Ruang ini semakin
kosong. Di sini, di bagian sebelah kiri
dadaku. Kau tahu kenapa? Ia kesakitan
karena terlalu lama menyimpanmu di dalamnya.
Ia tak pernah menyesal menyimpanmu dalam-dalam di sana, tapi ia hanya
sedikit lelah karena ruang itu semakin sempit, rapat, hingga membuatnya hampir
tak bisa bernapas. Kau mungkin tak bisa
melihat bahkan merasanya, tapi kau bisa sedikit membuatnya bernapas lega hanya
dengan sedikit perhatian yang kau punya.
Ruang ini tak begitu luas, kau tak bisa bergerak secara bebas. Ke mana pun kau mencoba mencari jalan ke
luar, tetap saja kau terperangkap di dalamnya.
Entahlah, hingga kini pun aku masih mencoba mencari di mana pintu itu
berada, pintu yang bisa mengeluarkanmu dari dalamnya lalu aku bisa bernapas
lega.
Tapi... sepertinya
napasku akan semakin tercekat bahkan kehilangan nyawa jika benar kau menemukan
pintu itu lalu ke luar, pergi meninggalkannya dan tak pernah kembali lagi.
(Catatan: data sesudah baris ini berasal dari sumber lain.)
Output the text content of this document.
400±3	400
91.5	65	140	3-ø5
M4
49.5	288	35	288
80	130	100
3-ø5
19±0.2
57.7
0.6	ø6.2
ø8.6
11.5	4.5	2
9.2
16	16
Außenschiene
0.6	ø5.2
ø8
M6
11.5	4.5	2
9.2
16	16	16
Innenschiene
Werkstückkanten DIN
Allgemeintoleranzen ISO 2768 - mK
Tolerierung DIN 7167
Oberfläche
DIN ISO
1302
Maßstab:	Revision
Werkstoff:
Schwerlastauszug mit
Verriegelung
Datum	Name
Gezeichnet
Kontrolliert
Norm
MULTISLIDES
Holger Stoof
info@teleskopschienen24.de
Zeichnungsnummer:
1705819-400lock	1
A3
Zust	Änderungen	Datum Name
Jangan! Jangan pergi, tetaplah di sini
hingga ruang itu semakin sempit tak berjarak.
Biar kutahan rasa sakitnya hingga berdarah-darah karena aku tak bisa
memilikimu seutuhnya. Kau sudah mengisi
penuh relung hati di seberang sana, aku tak mau kau terjebak lebih lama di
sana. Aku ingin kau tetap berada di
sini, memenuhi ruang kecil milikku hingga aku tak mampu lagi menahannya dan
membiarkanmu beristirahat di dalamnya karena terlalu lelah mencari jalan ke
luar.
Tidak. Tidak mungkin aku sejahat itu, mempertahankan
keegoisan demi kebahagiaan semu untukku.
Tenang, aku hanya memintamu untuk singgah sejenak. Setidaknya hingga luka lebam ini sudah tertutupi
oleh sedikit balutan perhatianmu. Luka
lebam yang kudapat dari ia yang tak pernah mengerti arti tulus mencintai. Sedikit titik berbekas dengan tetes darah
merah di atasnya yang sudah mulai mengering ketika kau masuk di ruang kecil
itu. Aku tak akan memaksamu untuk terus
berada di dalamnya hingga membuatmu tak mampu bernapas lega.
Aku ini mencintaimu,
sungguh takkan kubiarkan rasaku mencambukmu dengan angkuh. Aku hanya ingin melihatmu tanpa luka di
sekujur tubuh bekas tusukan wanitamu terdahulu.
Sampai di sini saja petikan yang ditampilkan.